Figure 4:. Psilocybin induces unique gene expression profiles in the PFC at varying doses that are blocked by ketanserin.

(A) Heatmap of PFC gene expression profiles obtained from tissue collected 24 hours after a single injection of psilocybin and/or ketanserin. (B-E) Volcano plots depicting differential gene expression in the PFC between vehicle treated animals and treatment with 3.0 mg/kg psilocybin (B), 3.0 mg/kg ketanserin (C), 3.0 mg/kg psilocybin and ketanserin (D), or 1.0 mg/kg psilocybin (E). (F) Venn diagram of total genes regulated by psilocybin and/or ketanserin in the PFC and the number of genes regulated by more than one treatment group. (G-H) RRHO plots were generated to compare all gene expression data between animals treated with 3.0 mg/kg psilocybin and 1.0 mg/kg psilocybin (G), 3.0 mg/kg ketanserin and 3.0 mg/kg psilocybin (H), 3.0 mg/kg ketanserin + 3.0 mg/kg psilocybin and psilocybin 3mg/kg alone (I), or 3.0 mg/kg ketanserin + 3.0 mg/kg psilocybin and ketanserin 3mg/kg alone (J). Lower left quadrant represents genes up-regulated in both groups while upper right quadrant represents genes down-regulated in both groups. (K) Gene ontology, KEGG pathway analysis and Uniprot cellular compartments of genes regulated in the PFC following a single exposure of 3.0 mg/kg psilocybin in drug-naïve animals. n=4/group.

Figure 5:. Psilocybin pretreatment blunts heroin relapse and regulates gene expression of inflammatory cytokine and chemokines in the PFC during inhibition of heroin seeking.

(A) Overview of experiment. Animals underwent heroin SA for 10 days, 21D forced abstinence and then a 30-minute relapse test. Animals were pretreated with a single dose of 3.0 mg/kg psilocybin or saline vehicle either 4 or 24 hr prior to the test. Animals were euthanized within 1 hour of completion of the relapse test. (A-F) Shown are drug-paired active or inactive lever presses (B, E) and heroin infusions during SA (C, D, F) for each group, prior to any psilocybin treatment. Animals were balanced for lever responses and heroin infusions (D-F) on day 10 of SA. (G) Active and inactive lever presses during the relapse test for rats that received 3 mg/kg psilocybin 4 or 24 hr prior to testing. Asterisk above solid line denotes p<0.05 for Kruskal-Wallis test; * directly above histogram denotes p<0.05 vs vehicle for Post hoc test. Error bars indicate mean +/− S.E.M. n=8–15/group. (H-I) Volcano plot depicting inflammatory cytokine and chemokine genes, obtained by qPCR array, that were differentially expressed in the PFC of rats that were treated with 3.0 mg/kg psilocybin 4 hr (H) or 24 hr (I) prior to a relapse test, vs vehicle treated animals. Horizontal dotted line denotes p value of 0.05. Vertical dotted line denotes fold change of +/− 30%. Grey circles represent genes that were not significantly altered. Red dots represent genes that meet criteria for significance (J-K) Results of correlation analysis of relapse behavior of rats (from G) with inflammatory cytokine or chemokine gene expression data for the PFC that had psilocybin 4 hr (J) or 24 hr (K) prior to a relapse test. Italicized, bolded values were statistically significant.
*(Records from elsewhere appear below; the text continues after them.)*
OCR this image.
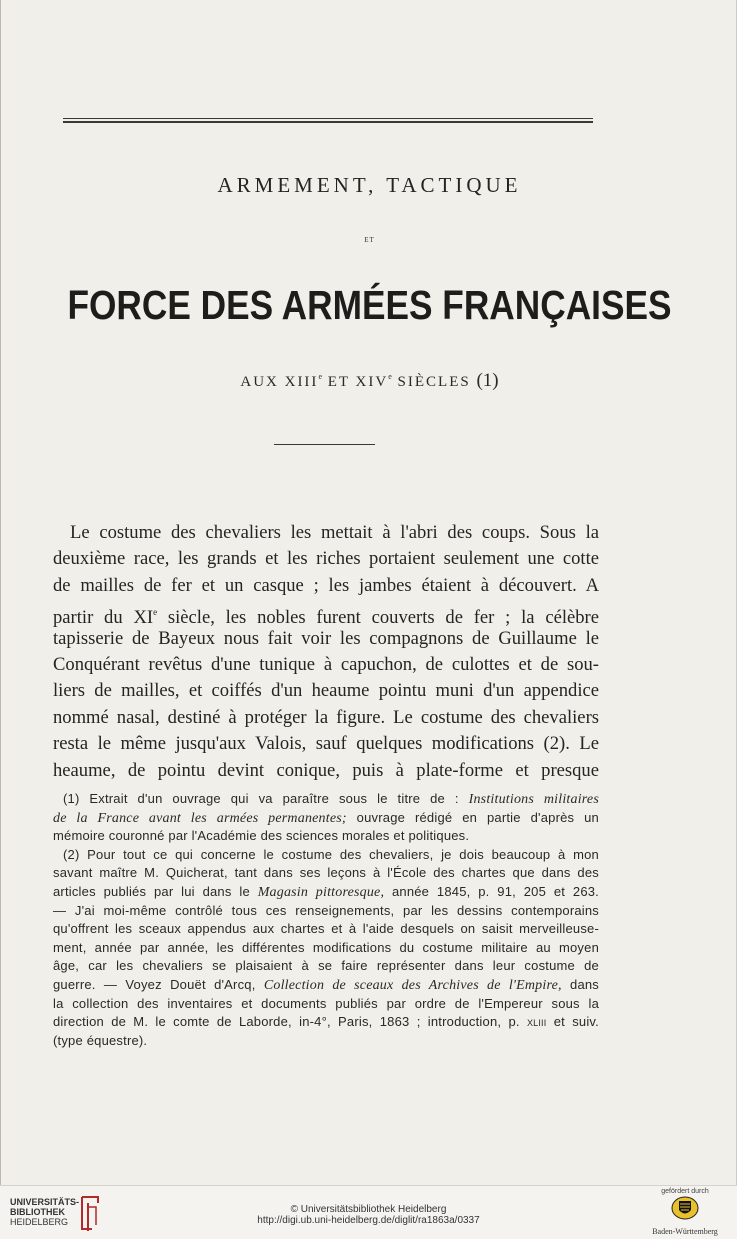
ARMEMENT, TACTIQUE
ET
FORCE DES ARMÉES FRANÇAISES
AUX XIIIe ET XIVe SIÈCLES (1)
Le costume des chevaliers les mettait à l'abri des coups. Sous la
deuxième race, les grands et les riches portaient seulement une cotte
de mailles de fer et un casque ; les jambes étaient à découvert. A
partir du XIe siècle, les nobles furent couverts de fer ; la célèbre
tapisserie de Bayeux nous fait voir les compagnons de Guillaume le
Conquérant revêtus d'une tunique à capuchon, de culottes et de sou-
liers de mailles, et coiffés d'un heaume pointu muni d'un appendice
nommé nasal, destiné à protéger la figure. Le costume des chevaliers
resta le même jusqu'aux Valois, sauf quelques modifications (2). Le
heaume, de pointu devint conique, puis à plate-forme et presque
(1) Extrait d'un ouvrage qui va paraître sous le titre de : Institutions militaires
de la France avant les armées permanentes; ouvrage rédigé en partie d'après un
mémoire couronné par l'Académie des sciences morales et politiques.
(2) Pour tout ce qui concerne le costume des chevaliers, je dois beaucoup à mon
savant maître M. Quicherat, tant dans ses leçons à l'École des chartes que dans des
articles publiés par lui dans le Magasin pittoresque, année 1845, p. 91, 205 et 263.
— J'ai moi-même contrôlé tous ces renseignements, par les dessins contemporains
qu'offrent les sceaux appendus aux chartes et à l'aide desquels on saisit merveilleuse-
ment, année par année, les différentes modifications du costume militaire au moyen
âge, car les chevaliers se plaisaient à se faire représenter dans leur costume de
guerre. — Voyez Douët d'Arcq, Collection de sceaux des Archives de l'Empire, dans
la collection des inventaires et documents publiés par ordre de l'Empereur sous la
direction de M. le comte de Laborde, in-4°, Paris, 1863 ; introduction, p. xliii et suiv.
(type équestre).
UNIVERSITÄTS-
BIBLIOTHEK
HEIDELBERG
© Universitätsbibliothek Heidelberg
http://digi.ub.uni-heidelberg.de/diglit/ra1863a/0337
gefördert durch
Baden-Württemberg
Figure 6:. Selective inhibition of IL-17a signaling in the PFC is sufficient to reduce heroin seeking following forced abstinence.

(A) Experimental overview: rats underwent jugular vein catheterization and implantation of PFC cannula. Following recovery, rats underwent heroin SA, forced abstinence and a relapse test. 72 and 24 hours prior to the relapse test, rats received infusion of 50 ng/hemisphere of IL-17a antibody or an IgG control directly into the PFC. (B) Active and inactive lever responses during heroin SA, prior to PFC infusion of IL-17a antibody. (C, D) Heroin infusions made during heroin SA for all rats (C) and depiction of infusions for each treatment group after regrouping into balanced treatment groups (D). (E) Active lever presses during a 30 min relapse test for rats that received IL-17a antibody into the PFC and IgG controls. (F) Fos mRNA in the PFC of rats that received IL-17a antibody prior to a relapse test. (G) Pearson correlation of Fos mRNA expression with active lever responses during the relapse test for rats that received IL-17a antibody or IgG into the PFC prior to the relapse test. Error +/− S.E.M. *p<0.05. n=7–8/group.